Der Zedent hat bei seiner zeugenschaftlichen Vernehmung bekundet, daß er sich bei Kenntnis der Sachlage sicher bemüht hätte, eine Gesamtregelung herbeizuführen, um weniger als das von ihm Geforderte zu zahlen. Ein Limit habe er sich zwar nicht gesetzt, so daß es für ihn noch zu einem wirtschaftlich vernünftigen Ergebnis gekommen sei. Gleichwohl habe er aber das Gefühl, eigentlich zuviel gezahlt zu haben.
Demnach hat die Beklagte die Interessen ihres Kunden mißachtet. Ihr Verhalten hat zwar keine Inanspruchnahme unter dem Gesichtspunkt einer positiven Vertragsverletzung zur Folge, da keine hinreichenden Anhaltspunkte für einen Schaden des Zedenten bestehen (im Fall einer positiven Vertragsverletzung entfiele der Provisionsanspruch nach §§ 249 ff. BGB, vgl. BGH NJW 1982, 1145, 1146). Das Verhalten der Beklagten hat aber zu einer Äquivalenzstörung im Rahmen des Maklervertrags beigetragen und infolgedessen zum Verlust ihres Provisionsanspruchs nach § 654 BGB geführt.
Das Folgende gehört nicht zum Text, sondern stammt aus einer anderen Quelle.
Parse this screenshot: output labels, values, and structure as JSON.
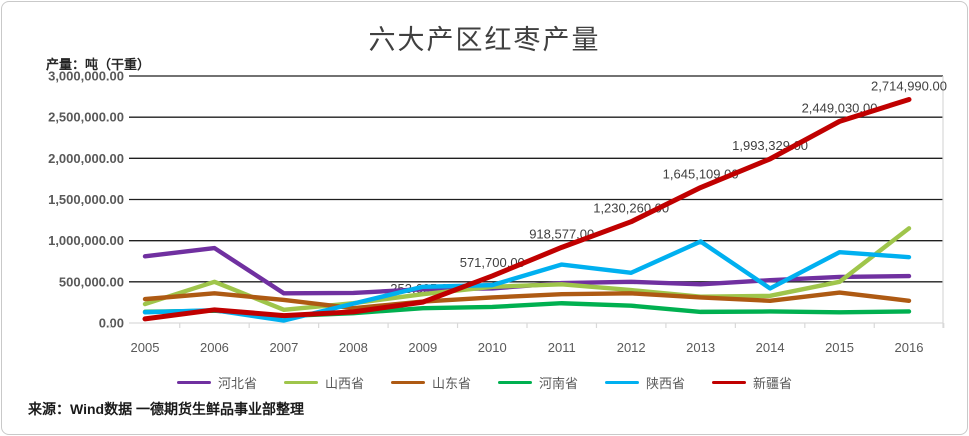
{
  "title": "六大产区红枣产量",
  "y_axis_unit": "产量：吨（干重）",
  "source": "来源：Wind数据  一德期货生鲜品事业部整理",
  "chart_data": {
    "type": "line",
    "title": "六大产区红枣产量",
    "ylabel": "产量：吨（干重）",
    "xlabel": "",
    "categories": [
      "2005",
      "2006",
      "2007",
      "2008",
      "2009",
      "2010",
      "2011",
      "2012",
      "2013",
      "2014",
      "2015",
      "2016"
    ],
    "ylim": [
      0,
      3000000
    ],
    "y_tick_step": 500000,
    "y_tick_labels": [
      "0.00",
      "500,000.00",
      "1,000,000.00",
      "1,500,000.00",
      "2,000,000.00",
      "2,500,000.00",
      "3,000,000.00"
    ],
    "grid": "horizontal",
    "legend_position": "bottom",
    "series": [
      {
        "name": "河北省",
        "color": "#7030A0",
        "values": [
          810000,
          910000,
          360000,
          365000,
          410000,
          420000,
          485000,
          500000,
          470000,
          520000,
          560000,
          570000
        ]
      },
      {
        "name": "山西省",
        "color": "#9FC54B",
        "values": [
          230000,
          500000,
          160000,
          240000,
          350000,
          440000,
          470000,
          400000,
          320000,
          330000,
          500000,
          1150000
        ]
      },
      {
        "name": "山东省",
        "color": "#AE5A13",
        "values": [
          290000,
          360000,
          280000,
          180000,
          260000,
          310000,
          350000,
          360000,
          310000,
          270000,
          370000,
          270000
        ]
      },
      {
        "name": "河南省",
        "color": "#00B050",
        "values": [
          135000,
          150000,
          85000,
          120000,
          180000,
          195000,
          240000,
          210000,
          135000,
          140000,
          130000,
          140000
        ]
      },
      {
        "name": "陕西省",
        "color": "#00B0F0",
        "values": [
          130000,
          155000,
          30000,
          235000,
          440000,
          460000,
          710000,
          610000,
          990000,
          420000,
          860000,
          800000
        ]
      },
      {
        "name": "新疆省",
        "color": "#C00000",
        "values": [
          50000,
          160000,
          90000,
          135000,
          253605,
          571700,
          918577,
          1230260,
          1645109,
          1993329,
          2449030,
          2714990
        ],
        "data_labels": [
          null,
          null,
          null,
          null,
          "253,605.00",
          "571,700.00",
          "918,577.00",
          "1,230,260.00",
          "1,645,109.00",
          "1,993,329.00",
          "2,449,030.00",
          "2,714,990.00"
        ]
      }
    ],
    "colors": {
      "gridline_dark": "#1f1f1f",
      "axis_light": "#d9d9d9",
      "tick_text": "#595959",
      "data_label_text": "#404040"
    }
  }
}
ee) Soweit die Rechtsprechung in Abgrenzung zu den Voraussetzungen einer positiven Vertragsverletzung eine Treuwidrigkeit des Maklers fordert, die über eine leichte Fahrlässigkeit hinausgeht und sich wenigstens als grob leichtfertiges Verhalten darstellt (vgl. BGHZ 36, 323, 327), ist diese Voraussetzung gegeben. Der Zedent hat in diesem Zusammenhang ausgesagt, die Beklagte habe ihm bei der Anbahnung des Maklervertrags mitgeteilt, daß er als Käufer die Provision zu tragen habe. Dies habe er so aufgefaßt, daß er allein provisionspflichtig gewesen sei. Das Verhalten der Beklagten berührt mithin derart die Grundlagen des Vertrauens in die Lauterkeit des Maklers, daß nur eine Verwirkung des Maklerlohns einen interessengerechten Ausgleich schaffen kann (vgl. Werner a.a.O. Seite 1944).
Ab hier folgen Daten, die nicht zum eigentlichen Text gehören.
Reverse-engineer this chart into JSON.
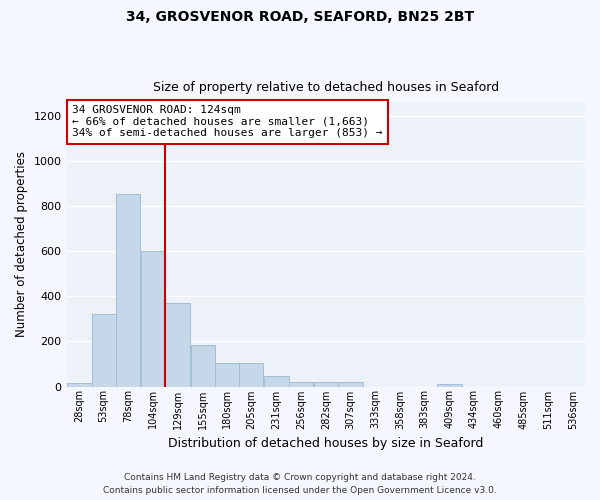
{
  "title1": "34, GROSVENOR ROAD, SEAFORD, BN25 2BT",
  "title2": "Size of property relative to detached houses in Seaford",
  "xlabel": "Distribution of detached houses by size in Seaford",
  "ylabel": "Number of detached properties",
  "annotation_line1": "34 GROSVENOR ROAD: 124sqm",
  "annotation_line2": "← 66% of detached houses are smaller (1,663)",
  "annotation_line3": "34% of semi-detached houses are larger (853) →",
  "bar_color": "#c5d8ea",
  "bar_edge_color": "#9bb8d0",
  "vline_color": "#cc0000",
  "vline_x": 129,
  "background_color": "#edf2f9",
  "grid_color": "#ffffff",
  "categories": [
    "28sqm",
    "53sqm",
    "78sqm",
    "104sqm",
    "129sqm",
    "155sqm",
    "180sqm",
    "205sqm",
    "231sqm",
    "256sqm",
    "282sqm",
    "307sqm",
    "333sqm",
    "358sqm",
    "383sqm",
    "409sqm",
    "434sqm",
    "460sqm",
    "485sqm",
    "511sqm",
    "536sqm"
  ],
  "bin_starts": [
    28,
    53,
    78,
    104,
    129,
    155,
    180,
    205,
    231,
    256,
    282,
    307,
    333,
    358,
    383,
    409,
    434,
    460,
    485,
    511,
    536
  ],
  "bin_width": 25,
  "values": [
    15,
    320,
    855,
    600,
    370,
    185,
    105,
    105,
    45,
    20,
    20,
    20,
    0,
    0,
    0,
    10,
    0,
    0,
    0,
    0,
    0
  ],
  "ylim": [
    0,
    1260
  ],
  "yticks": [
    0,
    200,
    400,
    600,
    800,
    1000,
    1200
  ],
  "fig_width": 6.0,
  "fig_height": 5.0,
  "dpi": 100,
  "footnote1": "Contains HM Land Registry data © Crown copyright and database right 2024.",
  "footnote2": "Contains public sector information licensed under the Open Government Licence v3.0."
}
ff) Ein deklaratorisches Schuldanerkenntnis, mit dem der Einwand gegen den Provisionsanspruch hätte ausgeschlossen werden können, hat der Zedent im Unterschied zu Herrn R., der seinen (angeblichen) Anspruch ebenfalls an den Kläger abgetreten hat, nicht abgegeben.
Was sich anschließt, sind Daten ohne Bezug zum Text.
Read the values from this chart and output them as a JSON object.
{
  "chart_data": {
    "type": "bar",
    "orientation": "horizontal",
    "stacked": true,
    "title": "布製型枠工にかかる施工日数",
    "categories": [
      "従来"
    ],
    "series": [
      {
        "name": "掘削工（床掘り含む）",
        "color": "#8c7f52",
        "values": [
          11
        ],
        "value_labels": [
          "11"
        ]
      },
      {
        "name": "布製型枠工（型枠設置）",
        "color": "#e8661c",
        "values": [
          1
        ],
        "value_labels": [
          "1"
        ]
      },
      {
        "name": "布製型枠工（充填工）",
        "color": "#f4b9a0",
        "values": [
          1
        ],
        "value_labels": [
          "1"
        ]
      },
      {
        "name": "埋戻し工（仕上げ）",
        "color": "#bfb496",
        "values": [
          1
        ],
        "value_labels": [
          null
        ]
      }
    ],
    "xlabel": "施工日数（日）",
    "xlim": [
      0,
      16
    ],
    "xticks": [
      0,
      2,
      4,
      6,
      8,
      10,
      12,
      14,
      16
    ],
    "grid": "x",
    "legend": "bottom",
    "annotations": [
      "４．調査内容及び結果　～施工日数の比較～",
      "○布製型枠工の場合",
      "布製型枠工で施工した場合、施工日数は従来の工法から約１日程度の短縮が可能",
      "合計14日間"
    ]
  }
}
Worum geht es in dem Urteil?
Das Oberlandesgericht Naumburg hattte über die Frage zu entscheiden, unter welchen Voraussetzungen eine Doppeltätigkeit des Immobilienmaklers erlaubt ist. Das OLG geht davon aus, dass der Provisionsanspruch verwirkt ist, wenn der Doppelmakler nicht darüber aufklärt, dass er für beide Parteien provisionspflichtig tätig wird.